RTB Basics

How DSPs Decide Whether to Bid

A simple model of advertiser filters, predicted value, pacing, and creative eligibility.

By Maya Chen · Updated June 2026 · Educational guide
Custom diagram for How DSPs Decide Whether to Bid

This article is written for app publishers and ad operations teams. It is not a vendor pitch and does not require a specific mediation platform, exchange, SDK, or DSP.

The short version

A simple model of advertiser filters, predicted value, pacing, and creative eligibility. In day-to-day ad operations, the useful question is not whether a tactic sounds advanced. The useful question is whether it can be observed, tested, and explained when revenue changes. This guide focuses on signals a small app team can actually inspect.

For new inventory, avoid making several changes at once. Keep one clean baseline, record the date of each experiment, and compare results by country, format, operating system, and app version. A small change can look successful overall while damaging a valuable segment.

The auction path

A simple model of advertiser filters, predicted value, pacing, and creative eligibility. In day-to-day ad operations, the useful question is not whether a tactic sounds advanced. The useful question is whether it can be observed, tested, and explained when revenue changes. This guide focuses on signals a small app team can actually inspect.

For new inventory, avoid making several changes at once. Keep one clean baseline, record the date of each experiment, and compare results by country, format, operating system, and app version. A small change can look successful overall while damaging a valuable segment.

SignalWhy it mattersWhat to check
DSPUsually changes bid density or user tolerance.Compare before/after by format and country.
pacingHelps explain whether the issue is demand, inventory, or policy.Inspect logs, dashboard filters, and partner notes.
creativeOften becomes the hidden cause of revenue swings.Track it in the weekly review, not only during emergencies.

Fields that change the result

A simple model of advertiser filters, predicted value, pacing, and creative eligibility. In day-to-day ad operations, the useful question is not whether a tactic sounds advanced. The useful question is whether it can be observed, tested, and explained when revenue changes. This guide focuses on signals a small app team can actually inspect.

For new inventory, avoid making several changes at once. Keep one clean baseline, record the date of each experiment, and compare results by country, format, operating system, and app version. A small change can look successful overall while damaging a valuable segment.

Common mistakes

A simple model of advertiser filters, predicted value, pacing, and creative eligibility. In day-to-day ad operations, the useful question is not whether a tactic sounds advanced. The useful question is whether it can be observed, tested, and explained when revenue changes. This guide focuses on signals a small app team can actually inspect.

For new inventory, avoid making several changes at once. Keep one clean baseline, record the date of each experiment, and compare results by country, format, operating system, and app version. A small change can look successful overall while damaging a valuable segment.

Practical checklist

A simple model of advertiser filters, predicted value, pacing, and creative eligibility. In day-to-day ad operations, the useful question is not whether a tactic sounds advanced. The useful question is whether it can be observed, tested, and explained when revenue changes.
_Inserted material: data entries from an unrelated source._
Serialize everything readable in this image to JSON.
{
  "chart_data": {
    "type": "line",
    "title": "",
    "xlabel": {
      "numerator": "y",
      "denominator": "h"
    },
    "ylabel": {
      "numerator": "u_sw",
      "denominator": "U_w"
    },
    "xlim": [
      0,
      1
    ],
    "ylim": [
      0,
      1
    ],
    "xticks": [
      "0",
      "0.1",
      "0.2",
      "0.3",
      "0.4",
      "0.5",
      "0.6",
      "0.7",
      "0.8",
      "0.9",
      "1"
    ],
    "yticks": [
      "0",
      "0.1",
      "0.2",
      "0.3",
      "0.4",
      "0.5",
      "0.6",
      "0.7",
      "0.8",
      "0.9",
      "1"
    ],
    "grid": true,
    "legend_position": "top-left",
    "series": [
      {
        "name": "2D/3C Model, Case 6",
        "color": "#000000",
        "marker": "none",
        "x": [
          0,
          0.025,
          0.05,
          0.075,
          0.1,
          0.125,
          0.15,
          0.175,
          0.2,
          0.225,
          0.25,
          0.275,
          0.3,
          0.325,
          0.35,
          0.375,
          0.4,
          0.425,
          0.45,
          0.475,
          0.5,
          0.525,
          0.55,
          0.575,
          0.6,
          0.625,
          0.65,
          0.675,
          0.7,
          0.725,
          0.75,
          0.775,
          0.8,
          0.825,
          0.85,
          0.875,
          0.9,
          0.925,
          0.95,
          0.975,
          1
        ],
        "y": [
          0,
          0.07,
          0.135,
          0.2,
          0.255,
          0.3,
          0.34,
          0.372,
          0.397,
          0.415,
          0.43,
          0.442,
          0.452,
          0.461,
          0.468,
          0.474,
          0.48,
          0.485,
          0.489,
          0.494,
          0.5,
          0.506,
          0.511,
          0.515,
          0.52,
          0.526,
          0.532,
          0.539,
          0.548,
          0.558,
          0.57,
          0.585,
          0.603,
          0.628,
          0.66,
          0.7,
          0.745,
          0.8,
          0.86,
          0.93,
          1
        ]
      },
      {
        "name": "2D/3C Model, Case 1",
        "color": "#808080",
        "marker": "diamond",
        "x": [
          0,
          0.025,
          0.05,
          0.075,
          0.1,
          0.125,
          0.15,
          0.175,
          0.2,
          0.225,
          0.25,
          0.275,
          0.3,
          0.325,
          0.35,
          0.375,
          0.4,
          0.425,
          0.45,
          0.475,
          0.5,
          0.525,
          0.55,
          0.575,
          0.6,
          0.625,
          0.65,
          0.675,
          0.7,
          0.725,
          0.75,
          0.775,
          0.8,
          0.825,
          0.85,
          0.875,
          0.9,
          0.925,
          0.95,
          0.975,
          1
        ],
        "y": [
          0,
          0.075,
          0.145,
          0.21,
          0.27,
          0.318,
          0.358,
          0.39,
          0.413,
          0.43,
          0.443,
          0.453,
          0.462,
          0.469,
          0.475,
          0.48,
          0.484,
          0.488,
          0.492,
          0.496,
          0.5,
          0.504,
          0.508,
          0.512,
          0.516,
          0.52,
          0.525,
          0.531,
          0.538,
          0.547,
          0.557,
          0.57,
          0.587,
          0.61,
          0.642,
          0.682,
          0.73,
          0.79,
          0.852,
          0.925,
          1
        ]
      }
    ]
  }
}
This guide focuses on signals a small app team can actually inspect.

For new inventory, avoid making several changes at once. Keep one clean baseline, record the date of each experiment, and compare results by country, format, operating system, and app version. A small change can look successful overall while damaging a valuable segment.

Example operating note

A useful internal note is short: what changed, where it changed, when it started, which segments moved, and what action will be reversed if the test fails. This habit makes monetization experiments easier to trust.

MC
Maya Chen

Former ad operations lead focused on app inventory, ad quality, and publisher revenue operations.